Relevance of ECJ's Montex decision discussed by Helsinki court
In adidas International Marketing BV v Intermar Simanto Nahmias (Case L06/460, March 6 2007), the District Court of Helsinki has held that the defendant's figurative mark JUMP was confusingly similar with the plaintiffs' well-known three-stripe figurative mark.
In December 2005 Finnish Customs seized a shipment of about 8,000 sports shoes bearing the JUMP mark on their way from China to the Russian Federation. The defendant, Intermar Simanto Nahmias, contested the seizure in Finland by arguing that (i) its device mark was not confusingly similar to adidas's three-stripe mark, and (ii) its mark is registered as a Community trademark. It also stated that the goods were not meant to be sold on the Finnish market but in the Russian Federation.

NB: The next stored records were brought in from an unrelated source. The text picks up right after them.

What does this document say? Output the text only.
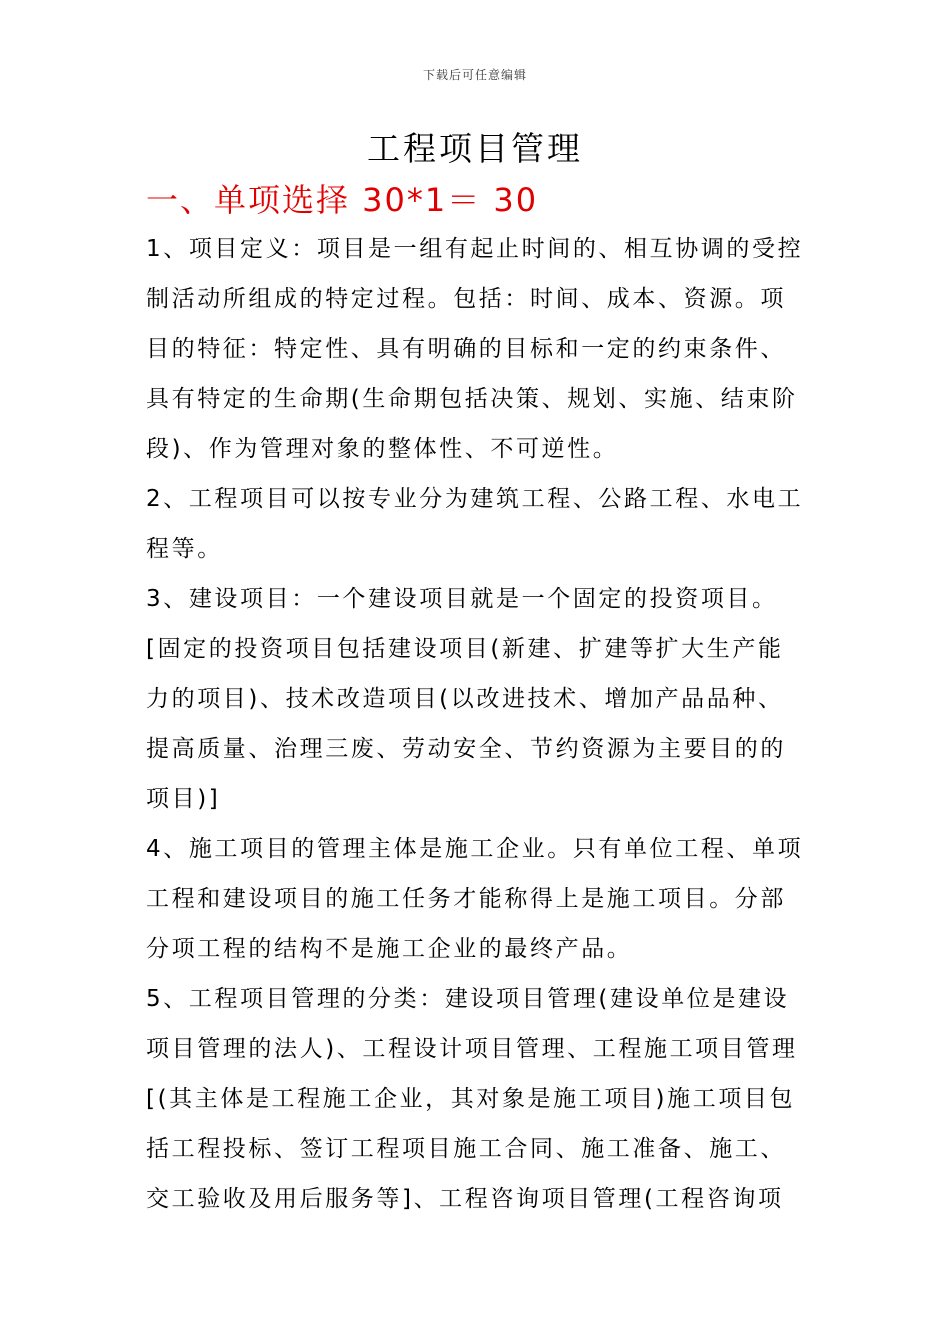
下载后可任意编辑
工程项目管理
一、单项选择 30*1＝ 30
1、项目定义：项目是一组有起止时间的、相互协调的受控
制活动所组成的特定过程。包括：时间、成本、资源。项
目的特征：特定性、具有明确的目标和一定的约束条件、
具有特定的生命期(生命期包括决策、规划、实施、结束阶
段)、作为管理对象的整体性、不可逆性。
2、工程项目可以按专业分为建筑工程、公路工程、水电工
程等。
3、建设项目：一个建设项目就是一个固定的投资项目。
[固定的投资项目包括建设项目(新建、扩建等扩大生产能
力的项目)、技术改造项目(以改进技术、增加产品品种、
提高质量、治理三废、劳动安全、节约资源为主要目的的
项目)]
4、施工项目的管理主体是施工企业。只有单位工程、单项
工程和建设项目的施工任务才能称得上是施工项目。分部
分项工程的结构不是施工企业的最终产品。
5、工程项目管理的分类：建设项目管理(建设单位是建设
项目管理的法人)、工程设计项目管理、工程施工项目管理
[(其主体是工程施工企业，其对象是施工项目)施工项目包
括工程投标、签订工程项目施工合同、施工准备、施工、
交工验收及用后服务等]、工程咨询项目管理(工程咨询项
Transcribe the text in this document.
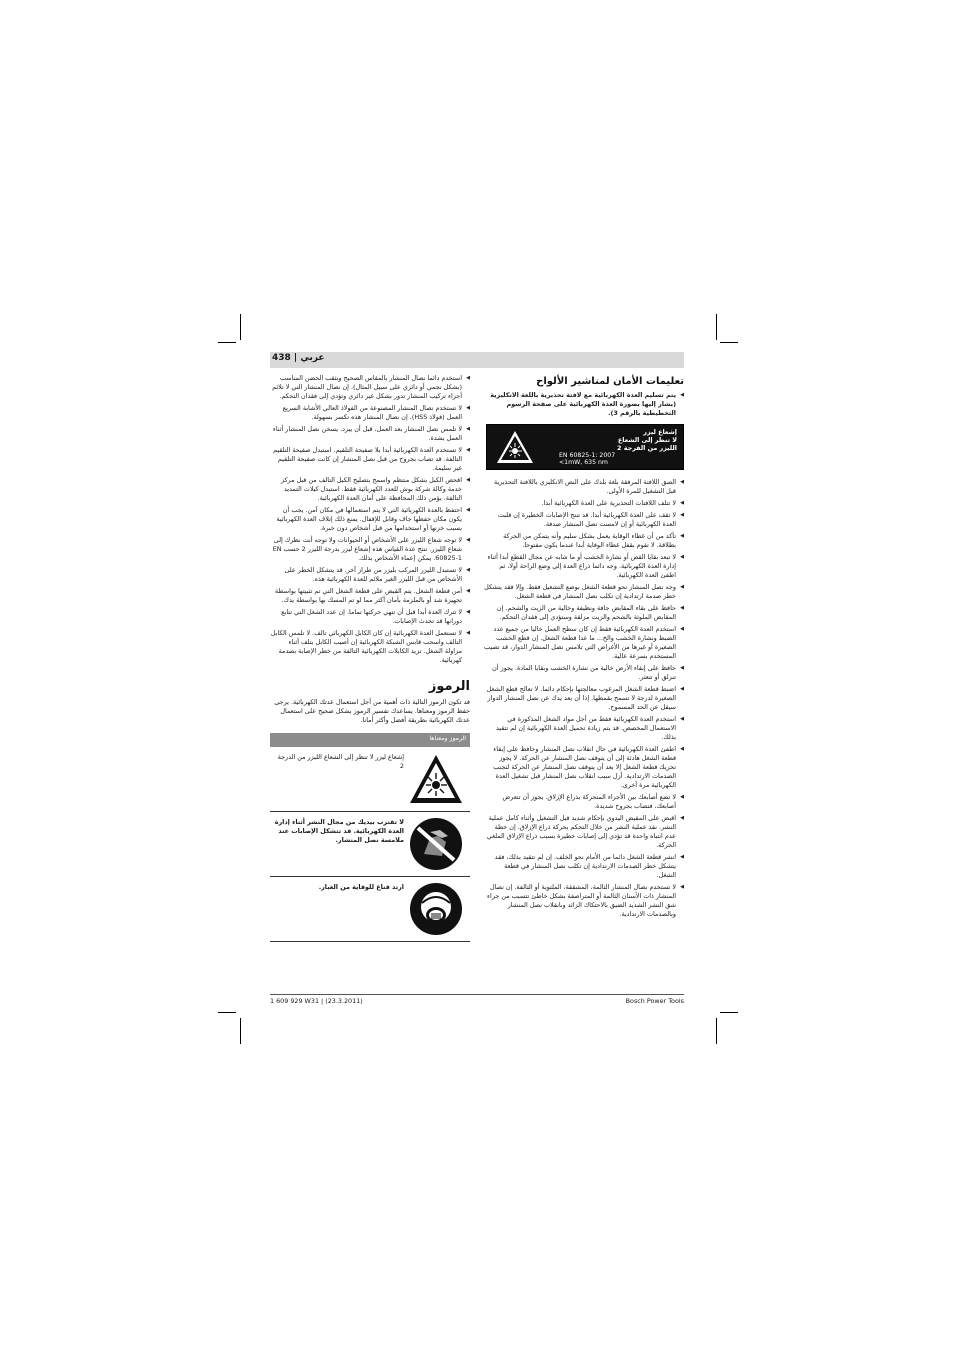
عربي | 438
تعليمات الأمان لمناشير الألواح
◀ يتم تسليم العدة الكهربائية مع لافتة تحذيرية باللغة الانكليزية (يشار إليها بصورة العدة الكهربائية على صفحة الرسوم التخطيطية بالرقم 3).
إشعاع ليزر
لا تنظر إلى الشعاع
الليزر من الفرجة 2
EN 60825-1: 2007
<1mW, 635 nm
◀ الصق اللافتة المرفقة بلغة بلدك على النص الانكليزي باللافتة التحذيرية قبل التشغيل للمرة الأولى.
◀ لا تتلف اللافتات التحذيرية على العدة الكهربائية أبدا.
◀ لا تقف على العدة الكهربائية أبدا. قد تنتج الإصابات الخطيرة إن قلبت العدة الكهربائية أو إن لامست نصل المنشار صدفة.
◀ تأكد من أن غطاء الوقاية يعمل بشكل سليم وأنه يتمكن من الحركة بطلاقة. لا تقوم بقفل غطاء الوقاية أبدا عندما يكون مفتوحا.
◀ لا تبعد بقايا القص أو نشارة الخشب أو ما شابه عن مجال القطع أبدا أثناء إدارة العدة الكهربائية. وجه دائما ذراع العدة إلى وضع الراحة أولا، ثم اطفئ العدة الكهربائية.
◀ وجه نصل المنشار نحو قطعة الشغل بوضع التشغيل فقط. وإلا فقد يتشكل خطر صدمة ارتدادية إن تكلب نصل المنشار في قطعة الشغل.
◀ حافظ على بقاء المقابض جافة ونظيفة وخالية من الزيت والشحم. إن المقابض الملوثة بالشحم والزيت مزلقة وستؤدي إلى فقدان التحكم.
◀ استخدم العدة الكهربائية فقط إن كان سطح العمل خاليا من جميع عدد الضبط ونشارة الخشب والخ... ما عدا قطعة الشغل. إن قطع الخشب الصغيرة أو غيرها من الأغراض التي تلامس نصل المنشار الدوار، قد تصيب المستخدم بسرعة عالية.
◀ حافظ على إبقاء الأرض خالية من نشارة الخشب وبقايا المادة. يجوز أن تنزلق أو تتعثر.
◀ اضبط قطعة الشغل المرغوب معالجتها بإحكام دائما. لا تعالج قطع الشغل الصغيرة لدرجة لا تسمح بقمطها. إذا أن بعد يدك عن نصل المنشار الدوار سيقل عن الحد المسموح.
◀ استخدم العدة الكهربائية فقط من أجل مواد الشغل المذكورة في الاستعمال المخصص. قد يتم زيادة تحميل العدة الكهربائية إن لم تتقيد بذلك.
◀ اطفئ العدة الكهربائية في حال انقلاب نصل المنشار وحافظ على إبقاء قطعة الشغل هادئة إلى أن يتوقف نصل المنشار عن الحركة. لا يجوز تحريك قطعة الشغل إلا بعد أن يتوقف نصل المنشار عن الحركة لتجنب الصدمات الارتدادية. أزل سبب انقلاب نصل المنشار قبل تشغيل العدة الكهربائية مرة أخرى.
◀ لا تضع أصابعك بين الأجزاء المتحركة بذراع الإزلاق. يجوز أن تتعرض أصابعك، فتصاب بجروح شديدة.
◀ اقبض على المقبض اليدوي بإحكام شديد قبل التشغيل وأثناء كامل عملية النشر. نفذ عملية النشر من خلال التحكم بحركة ذراع الإزلاق. إن خطة عدم انتباه واحدة قد تؤدي إلى إصابات خطيرة بسبب ذراع الإزلاق الملغي الحركة.
◀ انشر قطعة الشغل دائما من الأمام نحو الخلف. إن لم تتقيد بذلك، فقد يتشكل خطر الصدمات الارتدادية إن تكلب نصل المنشار في قطعة الشغل.
◀ لا تستخدم نصال المنشار الثالمة، المشققة، الملتوية أو التالفة. إن نصال المنشار ذات الأسنان الثالمة أو المتراصفة بشكل خاطئ تتسبب من جراء شق النشر الشديد الضيق بالاحتكاك الزائد وبانقلاب نصل المنشار وبالصدمات الارتدادية.
◀ استخدم دائما نصال المنشار بالمقاس الصحيح وبثقب الحضن المناسب (بشكل نجمي أو دائري على سبيل المثال). إن نصال المنشار التي لا تلائم أجزاء تركيب المنشار تدور بشكل غير دائري وتؤدي إلى فقدان التحكم.
◀ لا تستخدم نصال المنشار المصنوعة من الفولاذ العالي الأشابة السريع العمل (فولاذ HSS). إن نصال المنشار هذه تكسر بسهولة.
◀ لا تلمس نصل المنشار بعد العمل، قبل أن يبرد. يسخن نصل المنشار أثناء العمل بشدة.
◀ لا تستخدم العدة الكهربائية أبدا بلا صفيحة التلقيم. استبدل صفيحة التلقيم التالفة. قد تصاب بجروح من قبل نصل المنشار إن كانت صفيحة التلقيم غير سليمة.
◀ افحص الكبل بشكل منتظم واسمح بتصليح الكبل التالف من قبل مركز خدمة وكالة شركة بوش للعدد الكهربائية فقط. استبدل كبلات التمديد التالفة. يؤمن ذلك المحافظة على أمان العدة الكهربائية.
◀ احتفظ بالعدة الكهربائية التي لا يتم استعمالها في مكان آمن. يجب أن يكون مكان حفظها جاف وقابل للإقفال. يمنع ذلك إتلاف العدة الكهربائية بسبب خزنها أو استخدامها من قبل أشخاص دون خبرة.
◀ لا توجه شعاع الليزر على الأشخاص أو الحيوانات ولا توجه أنت نظرك إلى شعاع الليزر. تنتج عدة القياس هذه إشعاع ليزر بدرجة الليزر 2 حسب EN 60825-1. يمكن إعماء الأشخاص بذلك.
◀ لا تستبدل الليزر المركب بليزر من طراز آخر. قد يتشكل الخطر على الأشخاص من قبل الليزر الغير ملائم للعدة الكهربائية هذه.
◀ أمن قطعة الشغل. يتم القبض على قطعة الشغل التي تم تثبيتها بواسطة تجهيزة شد أو بالملزمة بأمان أكثر مما لو تم المسك بها بواسطة يدك.
◀ لا تترك العدة أبدا قبل أن تتهي حركتها تماما. إن عدد الشغل التي تتابع دورانها قد تحدث الإصابات.
◀ لا تستعمل العدة الكهربائية إن كان الكابل الكهربائي تالف. لا تلمس الكابل التالف واسحب قابس الشبكة الكهربائية إن أصيب الكابل بتلف أثناء مزاولة الشغل. تزيد الكابلات الكهربائية التالفة من خطر الإصابة بصدمة كهربائية.
الرموز
قد تكون الرموز التالية ذات أهمية من أجل استعمال عدتك الكهربائية. يرجى حفظ الرموز ومعناها. يساعدك تفسير الرموز بشكل صحيح على استعمال عدتك الكهربائية بطريقة أفضل وأكثر أمانا.
الرموز ومعناها
إشعاع ليزر لا تنظر إلى الشعاع الليزر من الدرجة 2
لا تقترب بيديك من مجال النشر أثناء إدارة العدة الكهربائية. قد تتشكل الإصابات عند ملامسة نصل المنشار.
ارتد قناع للوقاية من الغبار.
1 609 929 W31 | (23.3.2011)	Bosch Power Tools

Furthermore, Intermar referred to the European Court of Justice's (ECJ) ruling in the case of Montex Holdings Ltd v Diesel SpA, in which the ECJ stated, among other things, that infringement in a member state of transit under an external transit procedure from an EU member state to another member state in which the mark is not protected occurs only:
"when the goods are subject to the act of a third party while they are placed under the external transit procedure which necessarily entails their being put on the market in that member state of transit."
The District Court of Helsinki stated that the Montex decision related to the free movement of goods between EU countries, but that, in this case, the question was about the interpretation of Section 4(1) of the Finnish Trademark Act. According to the court, Section 4(1) of the act covers all kinds of customs proceedings in which counterfeit goods can be seized. The court explained that the act allows Customs to seize goods which may infringe trademark rights that are valid in Finland, even if the goods are in transit between countries outside the European Union.
In its decision, the court also referred to the cases of Montres Rolex SA and The Polo/Lauren Company LP v PT Dwidua Langgeng Pratama International Freight Forwarders, and stated that the preliminary rulings in these cases were not overruled by the ruling in the similar cases of Montex or Class International BV v Colgate Palmolive Company.
Thus, the court ruled that the customs procedure had been properly exercised. It also concluded that Intermar's JUMP mark was confusingly similar to adidas's three-stripe mark, and was therefore infringing.